Given orthogonal vibrations, how can I find the magnitude and direction of the major axis of the resulting ellipse?

Question

The Context

In my work, I am using a vibration table to test the resonant properties and survivability of a structure under different shaking regimes. The table is driven by an eccentrically weighted rotary motor which excites vibrations in the Y and Z axes (green and blue respectively in the image below).

Using 3-axis accelerometers on the table and at various points on the structure, I can record the excitation and response vibrations in each axis (example plot at 20Hz below).

However, two sinusoids of differing amplitudes and phases define an elliptical polarization (the same data as above is plotted parametrically below).

The Question

Based on the answers to other Stack Exchange questions (here and here), I know that the parametric form of an ellipse, centered at the origin and rotated by an angle $\theta$ is $$ a_y(t) = A\cos\big(2\pi ft\big)\cos\big(\theta\big) - B\sin\big(2\pi ft\big)\sin\big(\theta\big) $$ $$ a_z(t) = A\cos\big(2\pi ft\big)\sin\big(\theta\big) + B\sin\big(2\pi ft\big)\cos\big(\theta\big) $$ where $A$ and $B$ are the major and minor radii respectively.

My question is, how can I convert my axes-aligned sinusoids $$ a_y(t) = Y\sin\big(2\pi ft\big) $$ $$ a_z(t) = Z\sin\big(2\pi ft + \phi\big) $$ into the above form, such that I can immediately read off the rotation angle and radii?

My goal is to know the direction and magnitude of the major radius of the acceleration ellipse, so that I can better align my structure in the direction of strongest vibration.

What I've Tried So Far

Based on the process discussed in this article, I’ve attempted to simply set the two forms equal to one another and solve for $A$, $B$, and $\theta$ as functions of $Y$, $Z$, and $\phi$. However, that process has yielded inconsistent results, and none of them seem to agree with the ellipse as I’ve plotted it.

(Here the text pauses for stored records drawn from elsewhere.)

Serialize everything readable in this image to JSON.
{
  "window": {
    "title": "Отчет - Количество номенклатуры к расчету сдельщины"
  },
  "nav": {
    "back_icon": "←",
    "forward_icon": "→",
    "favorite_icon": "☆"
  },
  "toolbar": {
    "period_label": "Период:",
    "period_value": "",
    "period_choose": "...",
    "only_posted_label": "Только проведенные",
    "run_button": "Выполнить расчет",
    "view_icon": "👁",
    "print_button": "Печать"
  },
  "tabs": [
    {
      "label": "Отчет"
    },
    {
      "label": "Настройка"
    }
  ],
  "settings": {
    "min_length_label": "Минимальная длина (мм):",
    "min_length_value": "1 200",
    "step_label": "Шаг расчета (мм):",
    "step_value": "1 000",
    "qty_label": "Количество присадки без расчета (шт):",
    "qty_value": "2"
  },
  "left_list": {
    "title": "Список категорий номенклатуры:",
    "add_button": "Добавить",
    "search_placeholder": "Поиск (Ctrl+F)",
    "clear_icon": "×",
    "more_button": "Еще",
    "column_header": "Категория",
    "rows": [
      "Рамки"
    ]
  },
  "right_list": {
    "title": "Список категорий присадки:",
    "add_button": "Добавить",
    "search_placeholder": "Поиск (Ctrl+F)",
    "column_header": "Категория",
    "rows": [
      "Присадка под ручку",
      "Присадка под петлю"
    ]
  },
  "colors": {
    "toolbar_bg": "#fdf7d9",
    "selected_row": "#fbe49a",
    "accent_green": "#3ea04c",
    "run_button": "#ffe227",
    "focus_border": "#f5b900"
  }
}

I also have a gut feeling that the major and minor radii correspond to the eigenvalues/eigenvectors of some transformation matrix, but I have no idea how to go about constructing said matrix.

Numerically, the sinusoids I've plotted above have parameters $ Y = 0.7847g $, $ Z = 1.0498g $, and $ \phi = 0.9537 $. The major and minor radii are approximately $R = 1.1805g$ and $r = 0.5696g$ respectively, and the rotation angle is approximately $\theta = 1.0330$.

Answer 1

It’s fairly easy to convert your parametric equations to an implicit Cartesian equation. Once you have that, you can use a variety of methods to extract the ellipse’s parameters. To reduce clutter a bit, I’ll set $\omega = 2\pi f$.

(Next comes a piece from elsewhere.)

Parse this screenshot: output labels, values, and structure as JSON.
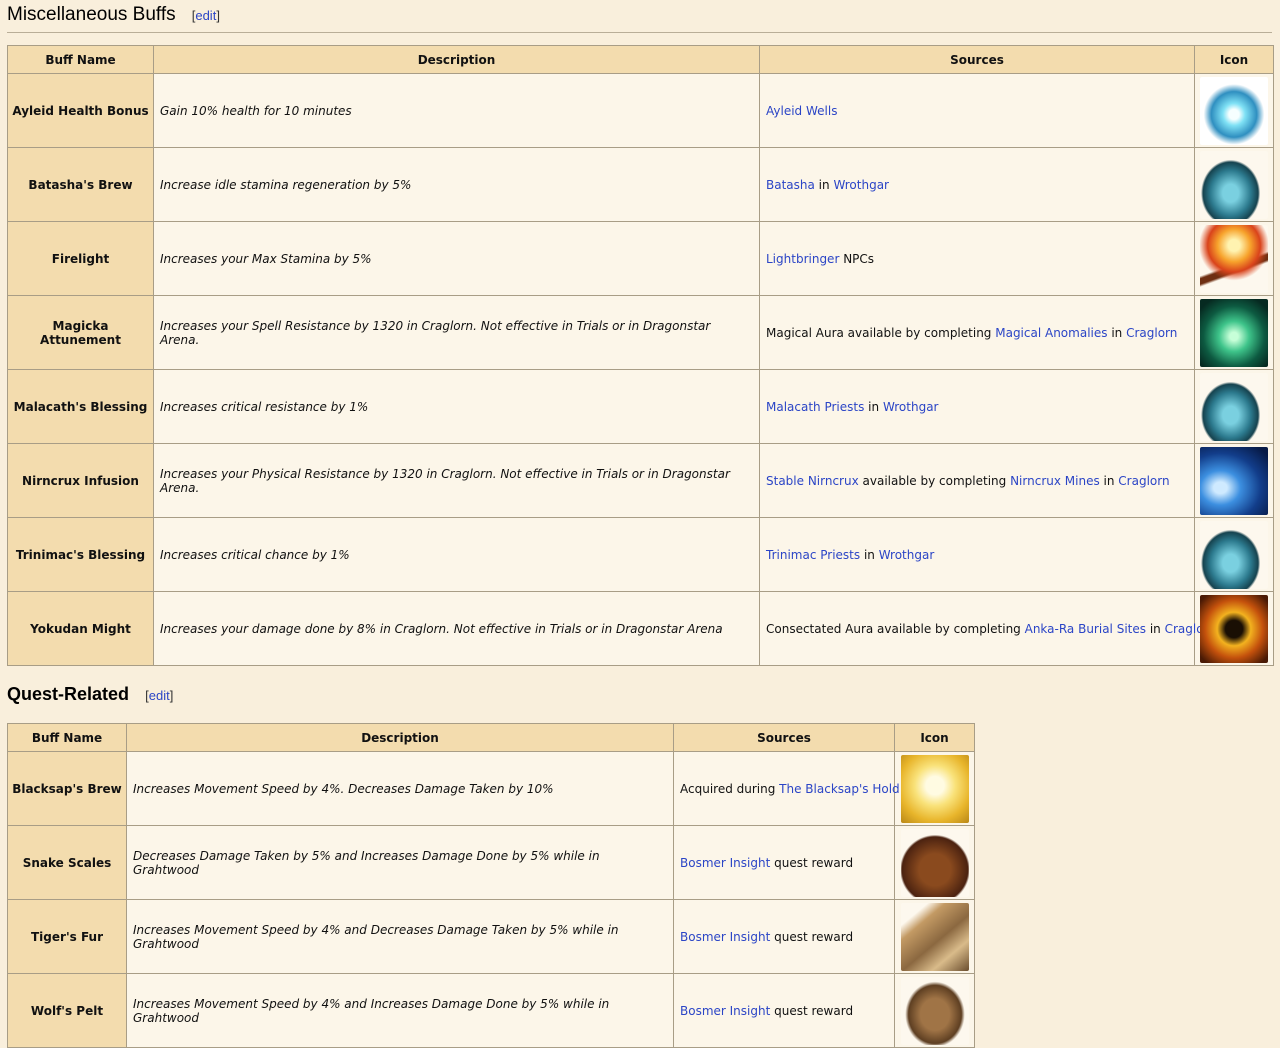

First, expand the second equation using the formula for the sine of a sum and isolate $\cos{\omega t}$ (don’t worry about zero denominators at this point): $$\cos{\omega t} = {a_z/Z - \sin{\omega t} \cos\phi \over \sin\phi}.$$ From the first equation we have $\sin{\omega t} = a_y/Y$. Substitute into the above and then use the trig identity $\cos^2{\omega t} + \sin^2{\omega t} = 1$ to eliminate $\omega t$: $$\left({a_z/Z - a_y/Y \cos\phi \over \sin\phi}\right)^2 + \left(a_y/Y\right)^2 = 1,$$ then rearrange into the more standard-looking $$ {a_y^2 \over Y^2} - 2{\cos\phi \over YZ} a_y a_z + {a_z^2 \over Z^2} = \sin^2\phi.$$ If you like, you can multiply through by $Y^2Z^2$ to eliminate all of the denominators.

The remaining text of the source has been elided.